A Lego game where the things you build stay in the environment, Bricktales is the best of Bridge Builder and Classic Lego Construction Kits.
They’ve made a chess game, Ninjago, the Legends of Crimea, a free-build creator series, Star Wars, Harry Potter, and of course: an adaptation of Batman on both video game and pc. Since 1995 there have been 85 commercial videogames based on Lego properties. But with Lego Bricktales, for the first time in the franchise’s longstanding history, there will finally be a game where original and unique constructs crafted by the user appear immediately within their interactive world.
Lego Bricktales is a game dedicated to good old-fashioned block brick building. Developed by ClockStone, the same developers that make the popular bridge constructor series, and published by Thunderful, what makes this Lego experience unique is that it’s a wholesome story meant for kids that stresses more of a focus more on creativity, taking Lego back to its roots.
The objective in Bricktales is to build using blocks based off dioramas. With no complicated intellectual properties dictating the experience (i.e. no Star Wars or Harry Potter themes) and with extra pieces given for every puzzle, the imaginative possibilities for how to solve it are totally left to the user to construct.
The Story
The basic campaign for Bricktales sees the player go on a worldwide adventure with a robot friend in order to help find a way to save the family business and revitalize their grandfather’s rundown amusement park! Tasked to rebuild constructs brick-by-brick while traveling corner-to-corners of the earth, the Lego Bricktales journey takes the player across unique biomes of jungles, deserts, cities, castles, and even islands. Locations where the character must find and help new allies solve puzzles to unlock new secrets. The kind of information that will be needed to rebuild the amusement park, customize the rides, and make them their own.
It’s part designer puzzle solver, but also just fun with Legos! Which speaks to the hearts of these toys from childhood. The best thing? Once you construct a piece it’s forever in that part of the world! A permanent fixture of architecture you can play on, that the user put into this world. It’s up to the user to build and solve these puzzles to build in their environment.
The Gameplay
A big aspect of the bridge builder games is to see what support beams are needed to cross a bridge and ferry a group over. The physics need to work. Stairs must be built. Paths must be steady on solid foundations. For people that love building towers and bridges, the game is a challenging puzzle solver. Though with the extra pieces than necessary, it makes it so that a solution is almost always possible. Which should encourage kids to creatively find solutions to problems.
But what blew us away at the PAX East Lego Bricktales demo was just how much it captured that feeling of letting out dozens of bricks spread across the floor. The itch to put them together from a tiny manual guide into making something cohesive and, possibly, wonderful. And while the campaign is this brick-builder with physics mechanics, the other half of Lego Brick Tales is without the instructions!

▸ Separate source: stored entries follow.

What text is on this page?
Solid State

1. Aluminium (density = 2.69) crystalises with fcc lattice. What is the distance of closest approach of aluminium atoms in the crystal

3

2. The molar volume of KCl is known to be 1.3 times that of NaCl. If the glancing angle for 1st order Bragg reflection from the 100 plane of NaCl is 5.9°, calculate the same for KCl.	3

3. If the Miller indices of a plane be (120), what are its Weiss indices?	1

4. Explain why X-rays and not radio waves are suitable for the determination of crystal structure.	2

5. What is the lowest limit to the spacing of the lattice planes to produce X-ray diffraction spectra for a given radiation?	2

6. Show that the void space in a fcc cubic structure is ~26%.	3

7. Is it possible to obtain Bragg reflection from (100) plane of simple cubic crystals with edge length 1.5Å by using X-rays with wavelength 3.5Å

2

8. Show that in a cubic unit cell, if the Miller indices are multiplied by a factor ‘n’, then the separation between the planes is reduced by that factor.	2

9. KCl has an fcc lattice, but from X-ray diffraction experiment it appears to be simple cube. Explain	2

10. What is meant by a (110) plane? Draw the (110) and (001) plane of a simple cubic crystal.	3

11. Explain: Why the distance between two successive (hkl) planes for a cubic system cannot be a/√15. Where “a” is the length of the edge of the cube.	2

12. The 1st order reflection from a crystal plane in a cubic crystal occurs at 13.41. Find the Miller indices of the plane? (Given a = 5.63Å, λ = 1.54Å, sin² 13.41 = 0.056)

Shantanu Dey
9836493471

The planned sandbox mode is basically a free build. Which, for anyone who’s ever loved Minecraft, is more-or-less a place of fun possibilities and intuitive brick building. Though we don’t know anything official about the sandbox mode in terms of gameplay (which I think will probably be the game’s biggest appeal), we do know that Bricktales is expected to release in 2022.
The Controls
Most of the controls are straightforward as the game’s early tutorials teach all the game’s mechanics step-by-step. I will note, however, that locking in brick into the exact place wasn’t easy on an Xbox controller, though I’d imagine it would be in terms of playing the game on PC where mouse-and-keyboard seem like the perfect precision controls that this game will require.
Placement of brick pieces did feel a little clunky, in that you’d need to adjust the camera angle and piece rotation, often having to gauge the placement of a piece based on the construct’s pieces or shadows seen from down below. Still, once you get the hang of the mechanics it’s a lot of fun building pieces together in traditional Lego fashion.
Like in the bridge builders, you establish the piece and then run a simulation to see whether or not something can traverse through. There’s a zoom in/out function and useful undo/redo features that allow you to test out if a build is working. Red bricks establish where on the base you’d need to build something, connect pieces, and supports and suspensions. All for a little creative engineering.
The Takeaway
Simply put, if you loved the aspect of constructing things with Legos, this is your game. If you loved bridge builders, this is your game. If you’d want to raise your child to be an engineer one day, yep, this is your game.
It’s fun if you like puzzles and building things. Just don’t go in expecting Lego Star Wars Skywalker Saga because this is more of a game about thinking and creative building.